As with most of the experiments in this course, you will be handling a variety of undomesticated organisms of unknown identity or pathogenicity. Handle all cultures with respect and using standard microbiological procedures.

Be extremely careful with syringe needles. These are sterile when first opened, but can inflict a painful wound if treated carelessly. Be especially careful with used needles, both because of their microbiological cargo and because of their lack of the initial dose of lubricant that makes them slide easily through the bung the first time used.

When removing plates from the anaerobe jars, keep them level at all times, and start by opening them and tapping any condensed water trapped in the lid out onto a paper towel.

Purple non-sulfur Bacteria are anaerobic, facultative or obligate phototrophs. Enrichment of these organisms therefore relies on providing an anaerobic environment without a fermentable carbon source and plenty of light. The anerobic environment is generated microbiologically - aerobes use glycerol until the oxygen is depleted, and then are unable ferment it and so stop growing. Not many organisms can grow on glycerol anerobically, but photosynthetic anaerobes can grow either autotrophically (getting carbon from CO2) or photochemotrophically (using glycerol for carbon but not energy). The tubes turn dark brown to bright red, or sometimes green, because of the organisms photopigments.

If the tubes are incubated in the dark, or if the inoculum is very low in purple non-sulfur Bacteria, sulfate reducers such as Desulfovibrio can take over. These anaerobic organisms can grow heterotrophically on glycerol, not by fermentation but by using sulfate (instead of oxygen) as a terminal electron acceptor, generating sulfide. This results in the tube turning grey or black.

We also sometimes get Clostridium, some species of which can ferment gylcerol. These are rod-shaped endospore-formers, typically turn the tubes a pale sickly yellow-ish color, and form very flat colonies.

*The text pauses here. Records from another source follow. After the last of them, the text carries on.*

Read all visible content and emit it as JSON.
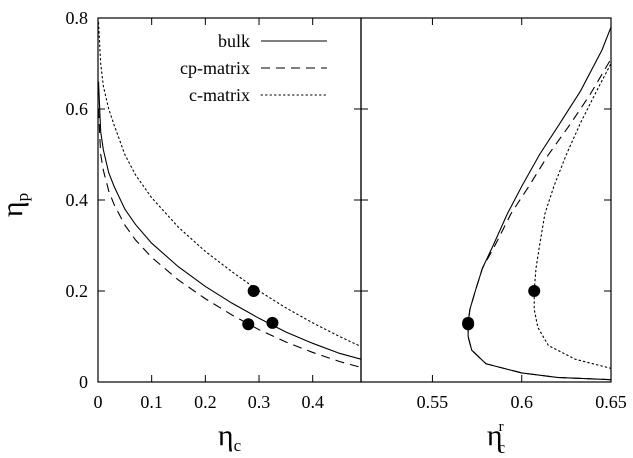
{
  "chart_data": {
    "type": "line",
    "y_axis": {
      "label_main": "η",
      "label_sub": "p",
      "ticks": [
        "0",
        "0.2",
        "0.4",
        "0.6",
        "0.8"
      ],
      "tick_values": [
        0,
        0.2,
        0.4,
        0.6,
        0.8
      ],
      "ylim": [
        0,
        0.8
      ]
    },
    "legend": {
      "position": "top-right of left panel",
      "entries": [
        {
          "label": "bulk",
          "dash": "solid"
        },
        {
          "label": "cp-matrix",
          "dash": "dashed"
        },
        {
          "label": "c-matrix",
          "dash": "dotted"
        }
      ]
    },
    "panels": [
      {
        "x_axis": {
          "label_main": "η",
          "label_sub": "c",
          "label_sup": "",
          "ticks": [
            "0",
            "0.1",
            "0.2",
            "0.3",
            "0.4"
          ],
          "tick_values": [
            0,
            0.1,
            0.2,
            0.3,
            0.4
          ],
          "xlim": [
            0,
            0.49
          ]
        },
        "series": [
          {
            "label": "bulk",
            "dash": "solid",
            "points": [
              [
                0.001,
                0.66
              ],
              [
                0.005,
                0.55
              ],
              [
                0.01,
                0.51
              ],
              [
                0.02,
                0.46
              ],
              [
                0.03,
                0.43
              ],
              [
                0.05,
                0.38
              ],
              [
                0.07,
                0.346
              ],
              [
                0.1,
                0.305
              ],
              [
                0.15,
                0.253
              ],
              [
                0.2,
                0.21
              ],
              [
                0.25,
                0.173
              ],
              [
                0.3,
                0.14
              ],
              [
                0.35,
                0.11
              ],
              [
                0.4,
                0.085
              ],
              [
                0.45,
                0.063
              ],
              [
                0.49,
                0.05
              ]
            ]
          },
          {
            "label": "cp-matrix",
            "dash": "dashed",
            "points": [
              [
                0.001,
                0.6
              ],
              [
                0.005,
                0.5
              ],
              [
                0.01,
                0.465
              ],
              [
                0.02,
                0.42
              ],
              [
                0.03,
                0.39
              ],
              [
                0.05,
                0.345
              ],
              [
                0.07,
                0.312
              ],
              [
                0.1,
                0.274
              ],
              [
                0.15,
                0.224
              ],
              [
                0.2,
                0.183
              ],
              [
                0.25,
                0.147
              ],
              [
                0.3,
                0.115
              ],
              [
                0.35,
                0.088
              ],
              [
                0.4,
                0.065
              ],
              [
                0.45,
                0.045
              ],
              [
                0.49,
                0.032
              ]
            ]
          },
          {
            "label": "c-matrix",
            "dash": "dotted",
            "points": [
              [
                0.001,
                0.79
              ],
              [
                0.005,
                0.7
              ],
              [
                0.01,
                0.65
              ],
              [
                0.02,
                0.6
              ],
              [
                0.03,
                0.565
              ],
              [
                0.05,
                0.5
              ],
              [
                0.07,
                0.455
              ],
              [
                0.1,
                0.405
              ],
              [
                0.15,
                0.34
              ],
              [
                0.2,
                0.287
              ],
              [
                0.25,
                0.242
              ],
              [
                0.3,
                0.2
              ],
              [
                0.35,
                0.163
              ],
              [
                0.4,
                0.13
              ],
              [
                0.45,
                0.1
              ],
              [
                0.49,
                0.078
              ]
            ]
          }
        ],
        "markers": [
          [
            0.28,
            0.127
          ],
          [
            0.29,
            0.2
          ],
          [
            0.325,
            0.13
          ]
        ]
      },
      {
        "x_axis": {
          "label_main": "η",
          "label_sub": "c",
          "label_sup": "r",
          "ticks": [
            "0.55",
            "0.6",
            "0.65"
          ],
          "tick_values": [
            0.55,
            0.6,
            0.65
          ],
          "xlim": [
            0.51,
            0.65
          ]
        },
        "series": [
          {
            "label": "bulk",
            "dash": "solid",
            "points": [
              [
                0.65,
                0.005
              ],
              [
                0.62,
                0.01
              ],
              [
                0.6,
                0.02
              ],
              [
                0.58,
                0.04
              ],
              [
                0.572,
                0.07
              ],
              [
                0.57,
                0.1
              ],
              [
                0.57,
                0.13
              ],
              [
                0.571,
                0.16
              ],
              [
                0.574,
                0.2
              ],
              [
                0.578,
                0.25
              ],
              [
                0.584,
                0.3
              ],
              [
                0.592,
                0.37
              ],
              [
                0.6,
                0.43
              ],
              [
                0.61,
                0.5
              ],
              [
                0.62,
                0.56
              ],
              [
                0.633,
                0.64
              ],
              [
                0.645,
                0.73
              ],
              [
                0.65,
                0.78
              ]
            ]
          },
          {
            "label": "cp-matrix",
            "dash": "dashed",
            "points": [
              [
                0.65,
                0.005
              ],
              [
                0.62,
                0.01
              ],
              [
                0.6,
                0.02
              ],
              [
                0.58,
                0.04
              ],
              [
                0.572,
                0.07
              ],
              [
                0.57,
                0.1
              ],
              [
                0.57,
                0.13
              ],
              [
                0.571,
                0.16
              ],
              [
                0.574,
                0.2
              ],
              [
                0.578,
                0.25
              ],
              [
                0.585,
                0.3
              ],
              [
                0.594,
                0.37
              ],
              [
                0.604,
                0.43
              ],
              [
                0.615,
                0.5
              ],
              [
                0.626,
                0.56
              ],
              [
                0.638,
                0.63
              ],
              [
                0.65,
                0.71
              ]
            ]
          },
          {
            "label": "c-matrix",
            "dash": "dotted",
            "points": [
              [
                0.65,
                0.03
              ],
              [
                0.63,
                0.05
              ],
              [
                0.615,
                0.08
              ],
              [
                0.609,
                0.12
              ],
              [
                0.607,
                0.16
              ],
              [
                0.607,
                0.2
              ],
              [
                0.608,
                0.25
              ],
              [
                0.61,
                0.3
              ],
              [
                0.613,
                0.37
              ],
              [
                0.618,
                0.43
              ],
              [
                0.625,
                0.5
              ],
              [
                0.633,
                0.57
              ],
              [
                0.642,
                0.64
              ],
              [
                0.65,
                0.7
              ]
            ]
          }
        ],
        "markers": [
          [
            0.57,
            0.127
          ],
          [
            0.57,
            0.13
          ],
          [
            0.607,
            0.2
          ]
        ]
      }
    ]
  }
}
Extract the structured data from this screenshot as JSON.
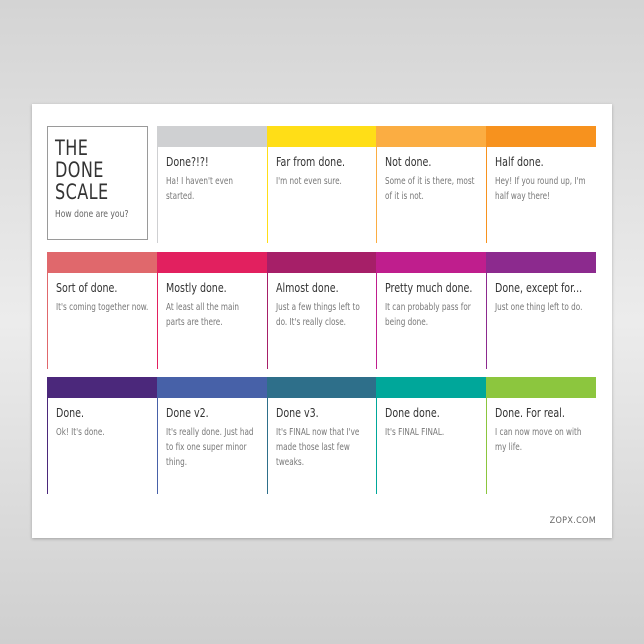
{
  "title_lines": [
    "THE",
    "DONE",
    "SCALE"
  ],
  "subtitle": "How done are you?",
  "credit": "ZOPX.COM",
  "cells": [
    {
      "heading": "Done?!?!",
      "text": "Ha! I haven't even started.",
      "color": "#cfd0d2"
    },
    {
      "heading": "Far from done.",
      "text": "I'm not even sure.",
      "color": "#ffde17"
    },
    {
      "heading": "Not done.",
      "text": "Some of it is there, most of it is not.",
      "color": "#fbad42"
    },
    {
      "heading": "Half done.",
      "text": "Hey! If you round up, I'm half way there!",
      "color": "#f7921e"
    },
    {
      "heading": "Sort of done.",
      "text": "It's coming together now.",
      "color": "#e0686c"
    },
    {
      "heading": "Mostly done.",
      "text": "At least all the main parts are there.",
      "color": "#e2205f"
    },
    {
      "heading": "Almost done.",
      "text": "Just a few things left to do. It's really close.",
      "color": "#a61f68"
    },
    {
      "heading": "Pretty much done.",
      "text": "It can probably pass for being done.",
      "color": "#bf1e8d"
    },
    {
      "heading": "Done, except for...",
      "text": "Just one thing left to do.",
      "color": "#8c2a8e"
    },
    {
      "heading": "Done.",
      "text": "Ok! It's done.",
      "color": "#4b287b"
    },
    {
      "heading": "Done v2.",
      "text": "It's really done. Just had to fix one super minor thing.",
      "color": "#4761a8"
    },
    {
      "heading": "Done v3.",
      "text": "It's FINAL now that I've made those last few tweaks.",
      "color": "#2e6f8a"
    },
    {
      "heading": "Done done.",
      "text": "It's FINAL FINAL.",
      "color": "#00a79a"
    },
    {
      "heading": "Done. For real.",
      "text": "I can now move on with my life.",
      "color": "#8cc63e"
    }
  ]
}
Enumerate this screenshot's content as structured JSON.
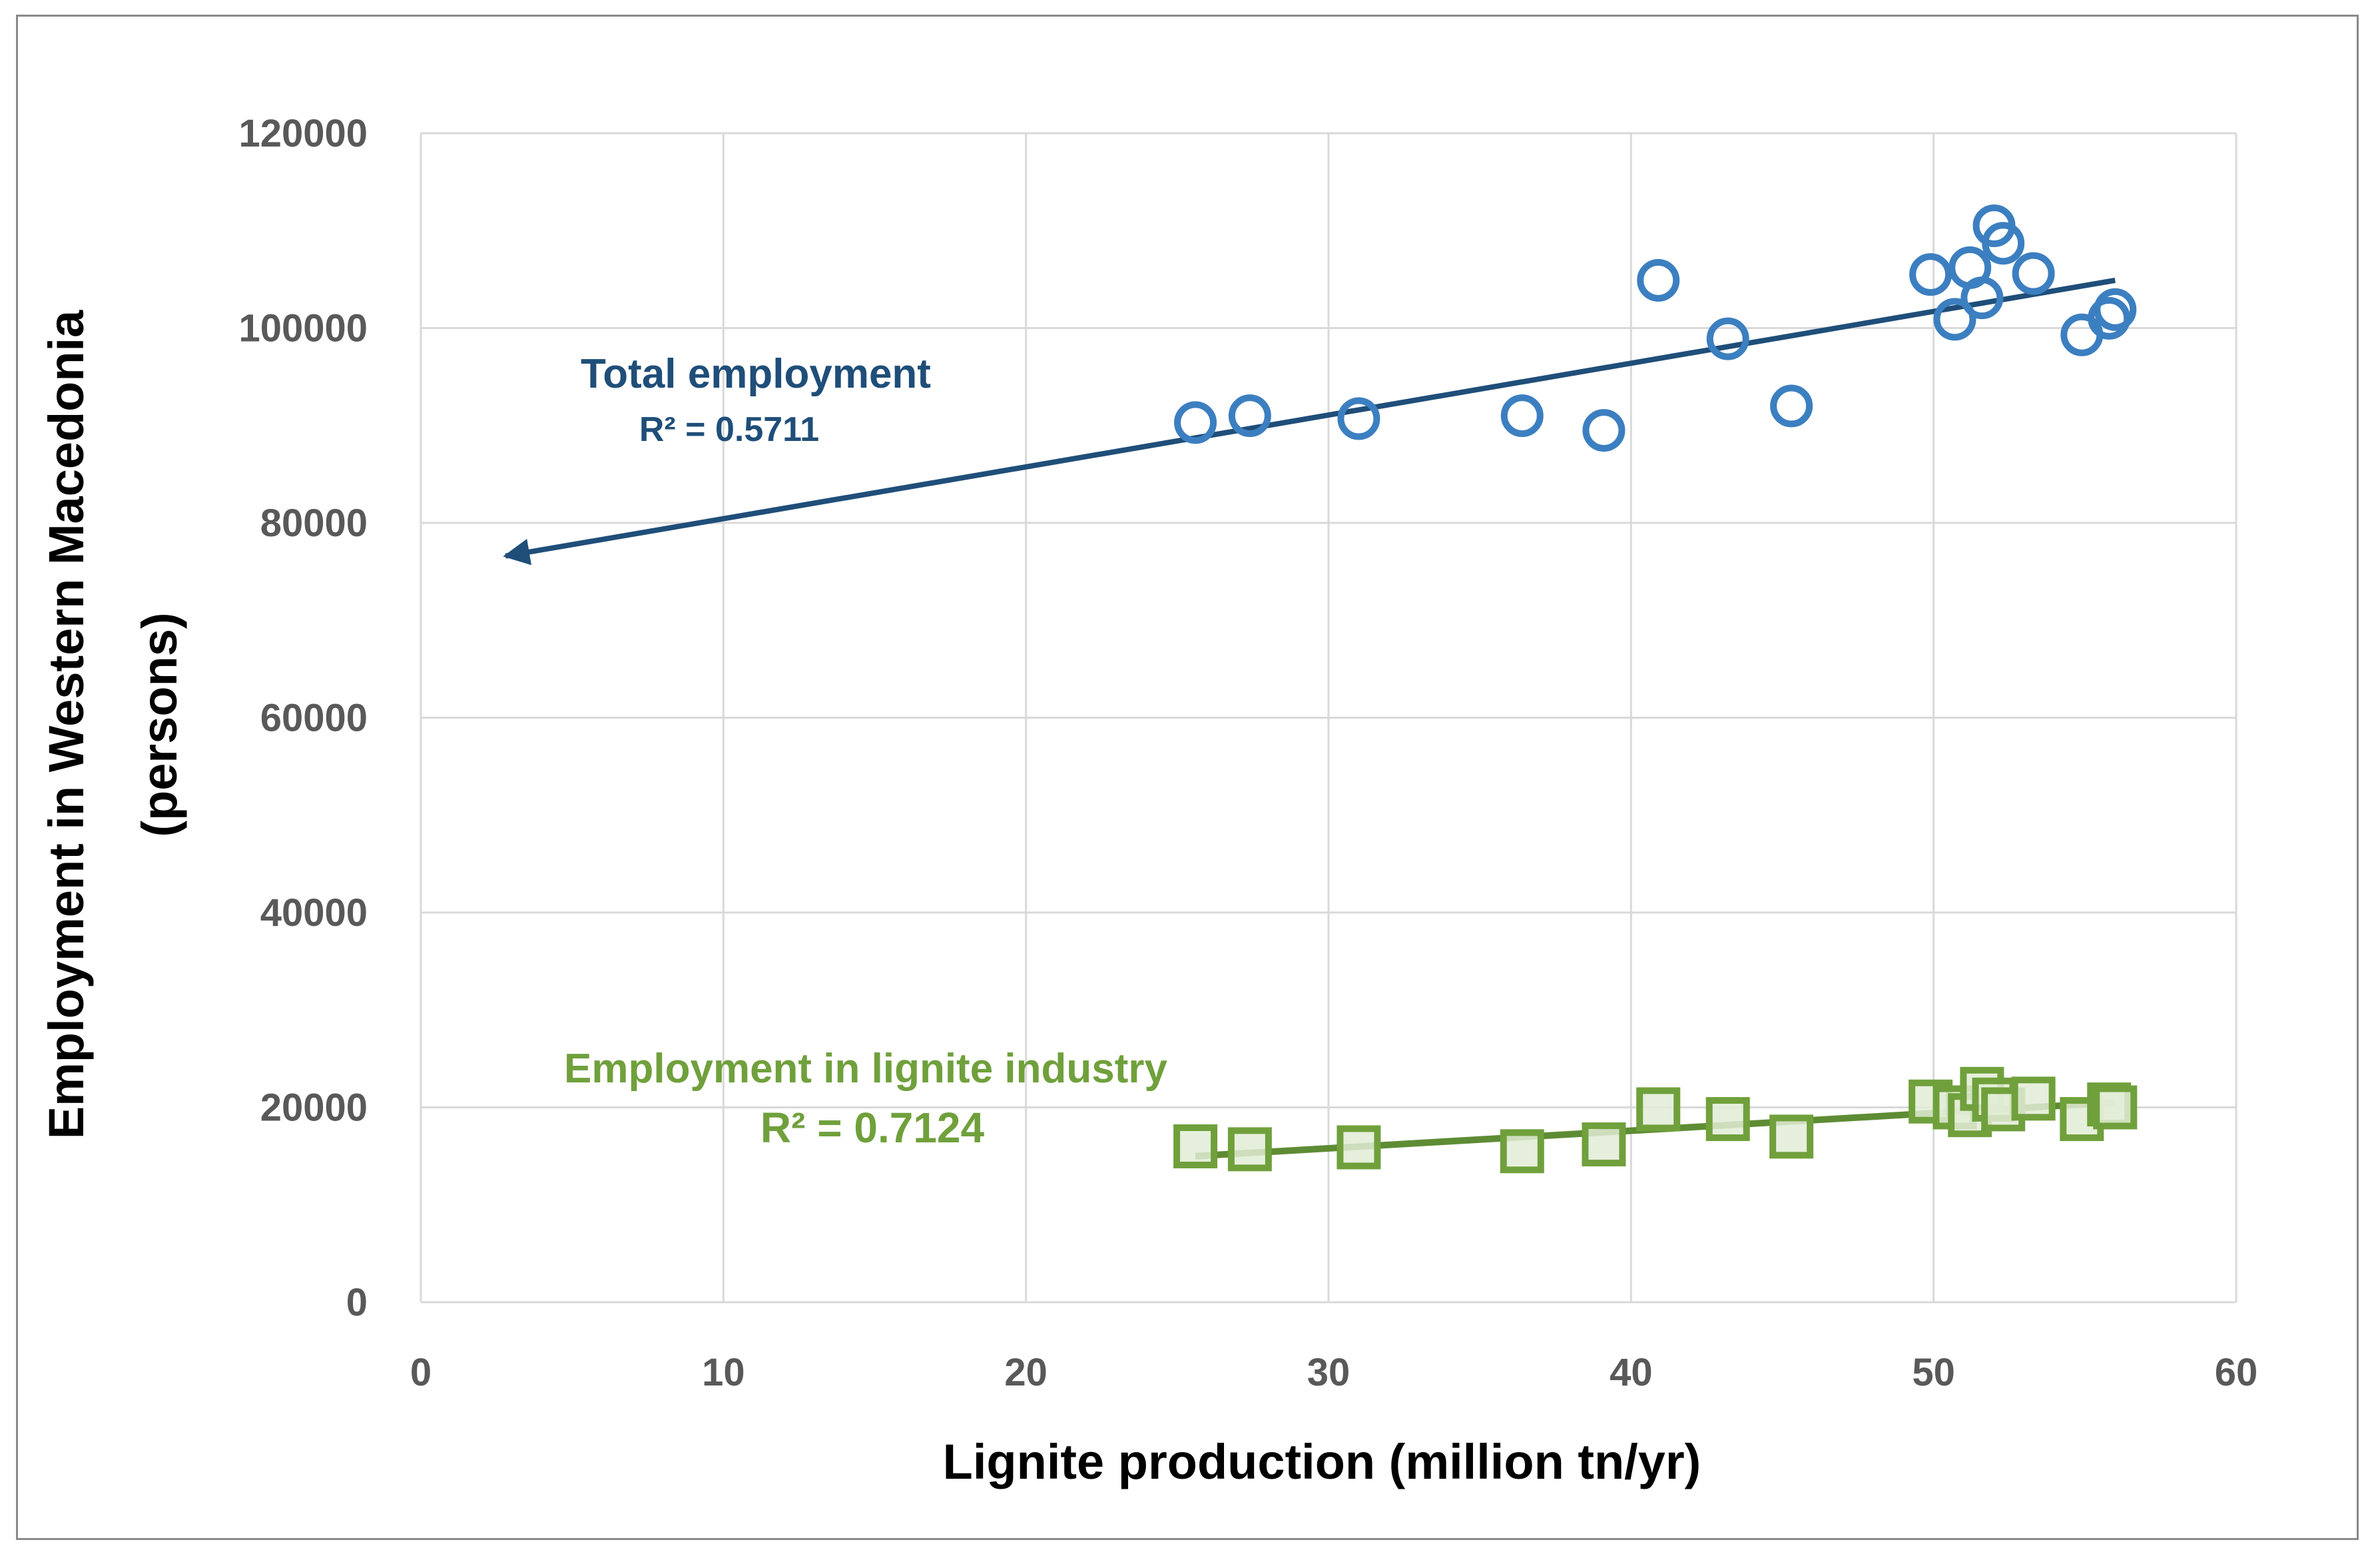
{
  "chart_data": {
    "type": "scatter",
    "xlabel": "Lignite production (million tn/yr)",
    "ylabel_line1": "Employment in Western Macedonia",
    "ylabel_line2": "(persons)",
    "xlim": [
      0,
      60
    ],
    "ylim": [
      0,
      120000
    ],
    "x_ticks": [
      "0",
      "10",
      "20",
      "30",
      "40",
      "50",
      "60"
    ],
    "y_ticks": [
      "0",
      "20000",
      "40000",
      "60000",
      "80000",
      "100000",
      "120000"
    ],
    "grid": true,
    "colors": {
      "total_marker": "#3c7fc0",
      "total_trend": "#1f4e79",
      "lignite_marker": "#70a03c",
      "lignite_fill": "#e2ecd6",
      "lignite_trend": "#5e8c34",
      "grid": "#d9d9d9",
      "frame": "#8a8a8a"
    },
    "series": [
      {
        "marker": "circle-open",
        "points": [
          [
            25.6,
            90300
          ],
          [
            27.4,
            91000
          ],
          [
            31.0,
            90700
          ],
          [
            36.4,
            91000
          ],
          [
            39.1,
            89500
          ],
          [
            40.9,
            104900
          ],
          [
            43.2,
            98900
          ],
          [
            45.3,
            92000
          ],
          [
            49.9,
            105500
          ],
          [
            50.7,
            100900
          ],
          [
            51.2,
            106200
          ],
          [
            51.6,
            103100
          ],
          [
            52.0,
            110500
          ],
          [
            52.3,
            108700
          ],
          [
            53.3,
            105600
          ],
          [
            54.9,
            99300
          ],
          [
            55.8,
            101000
          ],
          [
            56.0,
            101900
          ]
        ],
        "trendline": {
          "x": [
            56.0,
            2.8
          ],
          "y": [
            104900,
            76600
          ],
          "arrow": "end"
        },
        "annotation": {
          "label": "Total employment",
          "r2": "R² = 0.5711"
        }
      },
      {
        "marker": "square-open",
        "points": [
          [
            25.6,
            16000
          ],
          [
            27.4,
            15700
          ],
          [
            31.0,
            15900
          ],
          [
            36.4,
            15500
          ],
          [
            39.1,
            16200
          ],
          [
            40.9,
            19800
          ],
          [
            43.2,
            18800
          ],
          [
            45.3,
            17000
          ],
          [
            49.9,
            20600
          ],
          [
            50.7,
            20000
          ],
          [
            51.2,
            19200
          ],
          [
            51.6,
            21900
          ],
          [
            52.0,
            20800
          ],
          [
            52.3,
            19800
          ],
          [
            53.3,
            20900
          ],
          [
            54.9,
            18800
          ],
          [
            55.8,
            20300
          ],
          [
            56.0,
            20000
          ]
        ],
        "trendline": {
          "x": [
            25.6,
            56.0
          ],
          "y": [
            15000,
            20500
          ]
        },
        "annotation": {
          "label": "Employment in lignite industry",
          "r2": "R² = 0.7124"
        }
      }
    ]
  }
}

Patience in the key - these organisms are most often slow-growing. Because we aren't using strict anerobic methods (innoculating both liquid media & plates aerobically), this enrichment misses the more oxygen-sensitive species.

• pond water
• Balch bungs
• Gaspack anaerobe jars and CO2/H2 generater packs
• slides, coverslips, needles, syringes
• Basic Isolation Media (BIM):

  Add to 1 liter of distilled water:

  • 1 gram (NH4)SO4
  • 0.5 gramK2HPO4
  • 0.2 gram MgSO4
  • 2 grams NaCl
  • 5 grams NaHCO3
  • 1.5 grams Yeast extract
  • 1.5 grams Glycerol

  Adjust pH to 7 w/ dilute HCl or NaOH

  For tubes, autoclave and dispense 20ml into each of about 50 sterile 25ml Balch tubes (use aluminum foil to cover the tubes for autoclaving and storage after the media is added)

  For plates, add 15g agar, mix & autoclave. Cool to about 50C & pour into plates

1. Add pond water to 20ml BIM in a 25ml Balch tube to the top of the neck of the tube so no air is left.
   
2. Put a syringe needle into a bung with the tip just through to the inside.
   
3. Put a paper towel over the base of the needle (to absorb the liquid displaced from the tube by the bung), then use it to stopper the bottle. The idea is to get the bung in trapping as little air in the tube as possible. The needle allows the displaced air (and fluid) to escape when you push the bung in, and allows the escape of gas generated during the incubation. If you can't press the bung in, it probably means the needle isn't quite far enough in. Leave the needle in place during incubation to allow gas to escape.
   
4. Incubate for 2-3 weeks in the 30C lighted incubator.
5. Examine weekly for appearance, and make wet-mounts of samples drawn from the tube by syringe. Growth of purple non-sulfur bacteria is indicated by red, purple or brown color. Growth of sulfur reducing organisms is indicated by an opaque black color (metal sulfides).
   
6. When the tube is brightly colored , mix and draw a sample of the enrichment from the tube by syringe and streak onto a BIM plate. Seal plates in anaerobe jars with an active CO2/H2 generater and Paladium catalyst, and incubate as before for 1 week.
   
7. Streak out a fresh plate with a well-isolated pigmented colony. Incubate 1 week as before. Examine individual colonies carefully and make wet mounts for microscopic morphology.
   
8. Restreak until a pure culture is obtained. This can be very difficult; colonies are often small and difficult to isolate.

Can you identify the genus of your isolate? The purple non-sulfur Bacteria can be generally classified by gross microscopic morphology into 4 groups: Rhodomicrobium, Rhodobacter, Rhodopseudomonas and Rhodospirillum. Another group is Rhodocyclus, which looks like a lockwasher, but we have yet to isolate this specie. In previous semesters, the majority of isolates have been Rhodomicrobium, but Rhodospirillum is also common.